Absolutely, and we need some consensus on what should be in the report - which is probably different depending on the level of the student.

I’ve got anything from just a handful of words and some comments, to half a dozen of improved sentences + a couple of paragraphs about the conversation, my current skill level etc.

Guess which one I like.

One thing I would like to see from my tutors is that they’ve had a prior conversation with another tutor before I schedule a conversation, or have submitted writing before if I’ll be submitting writing to them. This assures me that they know the process and have at least some idea of what they should be shooting for when they send reports to me.

Of course, I would waive either of those requirements for tutors who have held quite a few conversations or corrected quite a few writings – or, if a ratings system is in place, I’d waive them for tutors who have excellent ratings.

All of this is to say that there are a number of metrics by which to measure basic tutoring competency and knowledge of LingQ. I think that in some of the cases you propose, Steve, qualifications should probably be on an ‘or’ instead of an ‘and’ basis.
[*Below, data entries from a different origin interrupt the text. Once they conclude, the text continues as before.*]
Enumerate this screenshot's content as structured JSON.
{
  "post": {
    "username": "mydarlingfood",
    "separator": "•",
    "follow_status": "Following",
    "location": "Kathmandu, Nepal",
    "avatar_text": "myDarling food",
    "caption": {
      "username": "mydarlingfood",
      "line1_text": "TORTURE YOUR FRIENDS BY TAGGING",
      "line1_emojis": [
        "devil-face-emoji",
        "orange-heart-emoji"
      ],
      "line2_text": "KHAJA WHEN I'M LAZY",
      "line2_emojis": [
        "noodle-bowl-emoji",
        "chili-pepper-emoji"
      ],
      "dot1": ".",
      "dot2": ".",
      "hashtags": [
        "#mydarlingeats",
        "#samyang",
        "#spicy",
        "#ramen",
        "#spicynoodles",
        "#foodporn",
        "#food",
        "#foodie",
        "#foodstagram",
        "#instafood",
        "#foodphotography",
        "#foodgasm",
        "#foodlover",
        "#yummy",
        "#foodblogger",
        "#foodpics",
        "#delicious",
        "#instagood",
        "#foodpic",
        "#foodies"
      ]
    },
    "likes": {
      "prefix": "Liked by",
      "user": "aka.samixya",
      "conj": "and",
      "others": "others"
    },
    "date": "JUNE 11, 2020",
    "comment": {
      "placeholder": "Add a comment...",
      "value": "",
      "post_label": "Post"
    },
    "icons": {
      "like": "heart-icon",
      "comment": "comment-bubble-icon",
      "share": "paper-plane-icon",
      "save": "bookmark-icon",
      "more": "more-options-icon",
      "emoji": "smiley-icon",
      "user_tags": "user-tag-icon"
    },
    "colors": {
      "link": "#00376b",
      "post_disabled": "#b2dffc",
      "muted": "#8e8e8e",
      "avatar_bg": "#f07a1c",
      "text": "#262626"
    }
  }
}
Paying member OR long-serving tutor OR high activity level
Submitted writing/signed up for convos OR hosted/corrected a large number of same


I agree that certification candidates should have an interview with you, but have you the time to vet many people over the short timeframe in which they’d probably want to be certified? (Also, what does “maturity” mean in this context?)

I think this would ensure the greatest quantity of excellent, LingQ certified tutors. Quantity of tutors is, of course, important so that current tutors don’t burn themselves out, and so a wide variety of times, languages, etc are offered. (I know I don’t have to tell you that.)

Wow, that was long. Hopefully some of that helps.